İyi kullanılmış bıçak onları ölüm, evren ve sonsuzluk karşısında yüceltiyor.

Belgeselin sonuna gelmeden bir arkadaşım başka bir cerrah belgeseli önderdi: Bad Surgeon. Starlaşmış İtalyan göğüs cerrahı Paolo Macchariani’nin tüyler ürpertici macerası. Yaptırdığı plastik yemek borularını, bedende çoğalıp protezi gerçeğine dönüştüreceği iddiasıyla kök hücrelere bulayıp taktığı umutsuz kanser hastalarıyla başlıyor. Daha sonra, birtakım yaşamsal olmayan sorunlar yaşayan sağlıklı insanlara geçiyor.

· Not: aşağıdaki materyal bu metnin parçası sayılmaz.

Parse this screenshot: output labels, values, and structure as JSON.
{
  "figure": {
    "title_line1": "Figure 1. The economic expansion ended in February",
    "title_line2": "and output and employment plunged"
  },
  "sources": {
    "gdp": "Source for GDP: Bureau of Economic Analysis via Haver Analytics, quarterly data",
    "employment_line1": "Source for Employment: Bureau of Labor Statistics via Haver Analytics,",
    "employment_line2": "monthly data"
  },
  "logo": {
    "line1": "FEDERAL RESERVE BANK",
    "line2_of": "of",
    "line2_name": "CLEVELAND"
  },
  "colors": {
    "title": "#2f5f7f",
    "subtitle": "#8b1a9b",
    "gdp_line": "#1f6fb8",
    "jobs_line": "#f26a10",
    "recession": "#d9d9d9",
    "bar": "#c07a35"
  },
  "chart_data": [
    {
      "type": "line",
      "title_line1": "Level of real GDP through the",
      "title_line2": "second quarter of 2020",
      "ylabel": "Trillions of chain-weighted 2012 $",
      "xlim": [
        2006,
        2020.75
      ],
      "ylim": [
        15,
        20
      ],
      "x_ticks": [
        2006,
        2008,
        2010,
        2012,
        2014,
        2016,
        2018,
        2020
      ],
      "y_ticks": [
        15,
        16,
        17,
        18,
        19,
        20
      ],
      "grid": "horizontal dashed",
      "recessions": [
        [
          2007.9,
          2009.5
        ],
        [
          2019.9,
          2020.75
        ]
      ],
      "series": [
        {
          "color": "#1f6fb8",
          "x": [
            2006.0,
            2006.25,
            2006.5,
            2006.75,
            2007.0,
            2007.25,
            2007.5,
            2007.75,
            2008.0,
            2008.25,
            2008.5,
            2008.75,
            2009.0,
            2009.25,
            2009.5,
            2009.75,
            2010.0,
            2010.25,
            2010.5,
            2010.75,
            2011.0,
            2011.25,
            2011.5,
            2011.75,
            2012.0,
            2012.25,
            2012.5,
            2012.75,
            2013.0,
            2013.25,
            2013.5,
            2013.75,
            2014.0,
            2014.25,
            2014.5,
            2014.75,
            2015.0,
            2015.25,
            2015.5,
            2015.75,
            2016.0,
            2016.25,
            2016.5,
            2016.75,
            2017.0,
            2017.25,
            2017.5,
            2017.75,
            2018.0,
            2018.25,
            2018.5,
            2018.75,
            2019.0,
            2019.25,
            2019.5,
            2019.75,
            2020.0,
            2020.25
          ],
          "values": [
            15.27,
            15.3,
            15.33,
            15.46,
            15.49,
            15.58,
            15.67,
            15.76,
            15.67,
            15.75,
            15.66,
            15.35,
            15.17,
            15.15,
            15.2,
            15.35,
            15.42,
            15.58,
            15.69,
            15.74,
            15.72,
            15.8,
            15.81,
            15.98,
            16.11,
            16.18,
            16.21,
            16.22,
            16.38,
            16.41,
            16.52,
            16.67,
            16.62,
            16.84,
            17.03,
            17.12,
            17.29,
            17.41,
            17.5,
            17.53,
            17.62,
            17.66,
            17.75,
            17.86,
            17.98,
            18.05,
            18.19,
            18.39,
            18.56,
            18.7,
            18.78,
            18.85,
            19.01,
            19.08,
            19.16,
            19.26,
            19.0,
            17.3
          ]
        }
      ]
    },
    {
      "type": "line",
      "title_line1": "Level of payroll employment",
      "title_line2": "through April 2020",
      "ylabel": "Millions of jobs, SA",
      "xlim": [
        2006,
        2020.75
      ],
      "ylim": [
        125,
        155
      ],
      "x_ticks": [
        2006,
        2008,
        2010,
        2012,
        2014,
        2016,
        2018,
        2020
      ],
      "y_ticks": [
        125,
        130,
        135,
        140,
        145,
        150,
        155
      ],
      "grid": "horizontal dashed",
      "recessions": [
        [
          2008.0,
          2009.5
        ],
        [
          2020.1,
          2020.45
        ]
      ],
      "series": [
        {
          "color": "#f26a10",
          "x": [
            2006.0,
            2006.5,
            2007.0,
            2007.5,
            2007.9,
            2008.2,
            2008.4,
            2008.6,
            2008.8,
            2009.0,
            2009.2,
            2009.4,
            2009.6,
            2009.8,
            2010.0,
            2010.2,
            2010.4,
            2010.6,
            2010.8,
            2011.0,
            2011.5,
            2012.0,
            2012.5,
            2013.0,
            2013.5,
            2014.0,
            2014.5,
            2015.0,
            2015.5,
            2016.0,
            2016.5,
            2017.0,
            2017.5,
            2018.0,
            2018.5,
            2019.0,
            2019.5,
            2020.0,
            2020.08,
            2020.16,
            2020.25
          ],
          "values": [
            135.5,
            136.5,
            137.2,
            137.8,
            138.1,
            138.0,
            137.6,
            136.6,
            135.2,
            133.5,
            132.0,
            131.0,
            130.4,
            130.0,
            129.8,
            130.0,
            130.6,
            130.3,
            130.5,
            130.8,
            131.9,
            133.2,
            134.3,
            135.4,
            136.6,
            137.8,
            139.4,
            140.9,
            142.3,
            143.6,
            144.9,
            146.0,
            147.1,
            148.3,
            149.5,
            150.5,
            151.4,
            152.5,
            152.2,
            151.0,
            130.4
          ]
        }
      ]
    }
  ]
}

Macchariani, neşter ehli pek çok meslektaşı gibi tanrılığa yaklaşmak ile insan olmanın uçurumu arasında gidip gelmiyor; tanrı katını mekan tutmuş gibi dolaşıyor. Özgüveni fazlasıyla şişmiş, karizması yoğun ve sadece kadınları değil, ameliyatlarının çoğunu gerçekleştirdiği, İsveç’in yüksek prestijli Karolinska Enstütüsü (Nobel Tıp Ödülü burada veriliyormuş) yönetici ve birlikte çalıştığı hekimlerini, sayısı bilinmeyen denek bulduğu Rusya’da yöneticileri, kendi ülkesini, dünya basınını, gözleri kamaştırıp orada burada uç veren kuşkuları kendisi yerine susturup savuşturacak kadar ikna ediyor ve kurban yakınlarının rızasını alıyor.

Onca pırıltı ardında hiçbir dayanağı olmayan yönteminde doğrudan insanları kobay olarak kullanıp korkunç acılarla ölüme terk ediyor. Ve arkasına bile bakmadan yeni kurbanını (şu ülkeden güya aile kuracağı bir kadın, bu ülkeden bir ameliyat gönüllüsü) ağına düşürmeye koşuyor.

Foyası meydana çıktığında bile fazla bir bedel ödemeden yoluna devam ediyor.

Bıçak ve iki yüzü.

(Aslında çok daha fazlası. İnancımızın dayanakları ve körleştiren bir güvene kapılma mekanizmalarını da gözler önüne sermesiyle şu gündemdeki Fatih Terim Fonu bağlamında da pek ilintili.)

*

Bu sabah da, meyveyi onunla doğrama! diyen kendimi dinlemeyip diğer elimde bir parmağı kestim.

Sözü dinlenmeyen yanım, bu sersemin kanını durdurmak için kalkarken, “Sen kim Ferrari kullanmak kim! O işi kurtarıcı-katil cerrahlarla mutfak erbabına bıraksan?” diye söyleniyordu.